Inside Literature (formerly Reading World Literature) is a community-based learning program that began predicated on a simple model: two instructors and a group of thirty students read one book over the course of three to six weeks at a pre-trial correctional complex. I founded the Inside Literature program in 2014 after reading an article in the Washington Post about Russian literature courses run by the University of Virginia in a juvenile detention center. In the article, a young man tells an anecdote about a time that he was hassled by another young man at the facility. Instead of what he says would have been his “usual” response, he gives the other young man a copy of Leo Tolstoy’s The Death of Ivan Ilych, a powerful story concerning mortality and living a good life, tells him to read it and then come back to talk. I work on Russian literature and know the text well. I am not surprised that it had this impact on someone’s life because that’s what great literature does—it changes you. The article inspired me to put my own work into practice and with the support of the Travis County Sheriff’s Office & the Comparative Literature program at the University of Texas, Inside Literature held our first course in August 2014, teaching Father Goriot, a 19th century French novel by Honoré de Balzac, which was a great success.

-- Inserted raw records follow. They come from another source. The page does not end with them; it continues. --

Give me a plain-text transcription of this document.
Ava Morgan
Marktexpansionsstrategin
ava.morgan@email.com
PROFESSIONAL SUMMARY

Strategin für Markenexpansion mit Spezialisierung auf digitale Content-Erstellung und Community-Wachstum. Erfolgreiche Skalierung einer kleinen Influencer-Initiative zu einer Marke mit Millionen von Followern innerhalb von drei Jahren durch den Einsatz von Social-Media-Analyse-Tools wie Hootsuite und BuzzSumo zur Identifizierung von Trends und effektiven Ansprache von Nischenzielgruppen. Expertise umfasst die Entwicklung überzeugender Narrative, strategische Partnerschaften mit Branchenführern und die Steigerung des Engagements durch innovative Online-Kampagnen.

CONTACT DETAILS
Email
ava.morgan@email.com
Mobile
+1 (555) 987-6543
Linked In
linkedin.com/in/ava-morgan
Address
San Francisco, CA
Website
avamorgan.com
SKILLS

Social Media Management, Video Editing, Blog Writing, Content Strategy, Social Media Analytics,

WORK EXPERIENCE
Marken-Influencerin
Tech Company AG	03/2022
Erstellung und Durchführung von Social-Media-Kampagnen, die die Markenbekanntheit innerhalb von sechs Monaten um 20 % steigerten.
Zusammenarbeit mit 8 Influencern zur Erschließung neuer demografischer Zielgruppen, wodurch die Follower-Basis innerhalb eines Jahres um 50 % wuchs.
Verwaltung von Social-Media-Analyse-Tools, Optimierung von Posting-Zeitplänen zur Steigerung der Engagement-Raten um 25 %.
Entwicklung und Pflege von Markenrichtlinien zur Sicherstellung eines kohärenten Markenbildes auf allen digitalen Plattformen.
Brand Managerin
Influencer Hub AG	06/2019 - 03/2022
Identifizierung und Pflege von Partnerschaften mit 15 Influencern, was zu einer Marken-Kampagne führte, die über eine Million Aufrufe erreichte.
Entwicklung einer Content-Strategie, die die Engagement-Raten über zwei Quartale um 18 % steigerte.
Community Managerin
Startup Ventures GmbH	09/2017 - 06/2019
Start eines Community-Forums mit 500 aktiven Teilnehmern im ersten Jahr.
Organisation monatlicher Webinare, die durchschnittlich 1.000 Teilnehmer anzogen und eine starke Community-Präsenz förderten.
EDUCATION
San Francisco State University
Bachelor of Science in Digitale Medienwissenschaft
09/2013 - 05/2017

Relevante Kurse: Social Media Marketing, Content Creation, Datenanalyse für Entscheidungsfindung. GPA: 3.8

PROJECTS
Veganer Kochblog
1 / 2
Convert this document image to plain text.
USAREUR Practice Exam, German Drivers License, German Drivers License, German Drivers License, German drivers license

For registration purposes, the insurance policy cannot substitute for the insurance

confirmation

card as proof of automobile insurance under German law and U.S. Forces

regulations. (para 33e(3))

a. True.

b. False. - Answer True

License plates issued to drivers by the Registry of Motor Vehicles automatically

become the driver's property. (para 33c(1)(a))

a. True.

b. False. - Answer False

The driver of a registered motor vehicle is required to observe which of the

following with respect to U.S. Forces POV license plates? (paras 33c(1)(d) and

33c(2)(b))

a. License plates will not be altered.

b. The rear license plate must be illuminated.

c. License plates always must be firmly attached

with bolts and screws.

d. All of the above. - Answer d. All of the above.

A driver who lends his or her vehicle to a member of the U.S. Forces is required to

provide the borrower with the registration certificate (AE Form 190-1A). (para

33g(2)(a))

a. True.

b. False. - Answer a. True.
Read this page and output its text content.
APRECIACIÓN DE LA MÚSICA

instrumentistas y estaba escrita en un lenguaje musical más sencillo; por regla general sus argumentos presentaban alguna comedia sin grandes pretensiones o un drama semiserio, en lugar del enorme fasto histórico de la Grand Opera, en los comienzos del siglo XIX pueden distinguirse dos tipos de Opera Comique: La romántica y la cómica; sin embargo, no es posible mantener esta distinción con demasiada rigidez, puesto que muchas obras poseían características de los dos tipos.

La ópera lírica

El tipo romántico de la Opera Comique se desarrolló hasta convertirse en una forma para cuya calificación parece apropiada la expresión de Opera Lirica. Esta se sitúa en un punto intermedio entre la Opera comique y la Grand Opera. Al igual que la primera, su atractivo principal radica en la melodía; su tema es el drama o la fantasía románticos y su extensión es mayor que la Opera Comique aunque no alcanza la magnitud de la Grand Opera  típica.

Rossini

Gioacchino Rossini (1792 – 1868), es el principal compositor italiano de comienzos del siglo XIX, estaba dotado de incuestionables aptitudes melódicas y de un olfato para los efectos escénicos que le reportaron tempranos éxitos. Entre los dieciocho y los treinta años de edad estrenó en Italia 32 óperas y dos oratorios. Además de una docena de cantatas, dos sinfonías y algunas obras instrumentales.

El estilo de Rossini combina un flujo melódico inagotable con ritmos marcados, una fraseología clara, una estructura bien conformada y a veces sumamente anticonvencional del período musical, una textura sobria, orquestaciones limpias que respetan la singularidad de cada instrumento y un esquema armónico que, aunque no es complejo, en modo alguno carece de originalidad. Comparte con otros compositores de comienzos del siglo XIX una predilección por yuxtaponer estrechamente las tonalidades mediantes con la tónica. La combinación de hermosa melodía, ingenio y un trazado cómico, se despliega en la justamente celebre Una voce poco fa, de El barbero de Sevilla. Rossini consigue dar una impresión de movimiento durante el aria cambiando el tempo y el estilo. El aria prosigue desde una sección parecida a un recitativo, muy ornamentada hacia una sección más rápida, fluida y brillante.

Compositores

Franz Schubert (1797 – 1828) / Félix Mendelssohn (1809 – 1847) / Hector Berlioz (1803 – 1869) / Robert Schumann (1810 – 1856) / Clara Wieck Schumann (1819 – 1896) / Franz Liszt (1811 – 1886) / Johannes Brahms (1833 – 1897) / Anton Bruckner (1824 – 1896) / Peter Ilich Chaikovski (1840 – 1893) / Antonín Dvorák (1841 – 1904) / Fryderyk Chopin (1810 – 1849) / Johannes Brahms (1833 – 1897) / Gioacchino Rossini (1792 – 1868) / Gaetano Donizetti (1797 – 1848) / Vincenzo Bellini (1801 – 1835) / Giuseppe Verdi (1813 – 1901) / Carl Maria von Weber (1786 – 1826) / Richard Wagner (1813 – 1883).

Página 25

Inside Literature has held over thirty courses since the program’s inception. We have taught books from France, Russia, Iraq, Colombia, Mexico, Cuba, Pakistan, England, Australia, Germany, Canada, and the United States to hundreds of students. The act of reading together breaks down prejudices, checks privilege, and develops community. In each course, no matter how many times I’ve read the book before, I relearn how to read it because my students make insightful observations and offer powerful arguments that often move me to reconsider my own positions on the text. Community-based learning reminds us that I may come in as the teacher but that doesn’t mean that I do not have more to learn, and my students may come in to learn but that doesn’t mean they don’t have something valuable to teach. In our courses, the text is a meeting place where we are engaged in a shared experience of reading.

These students show up to each class by choice and with no expectation of material rewards. Sometimes it’s the book, sometimes it’s being part of a learning community, sometimes it’s just for want of something else to talk about, as a student once put it, but they keep coming back to read with us. In Spring 2018 there was a cohort of students taking all six courses that were being offered, reading what was equivalent to a university course reading list. Sometimes the texts are difficult, the language is a struggle, the themes are heavy, and the book is long, but the students never fail to rise to the challenge.

The nonprofit Inside Literature comes out of the work begun by RWL, and in our new incarnation we are able to continue working with the Travis County Sheriff's Office and the Program in Comparative Literature at UT while growing and expanding our work to other communities and universities. Thank you to everyone who has supported us.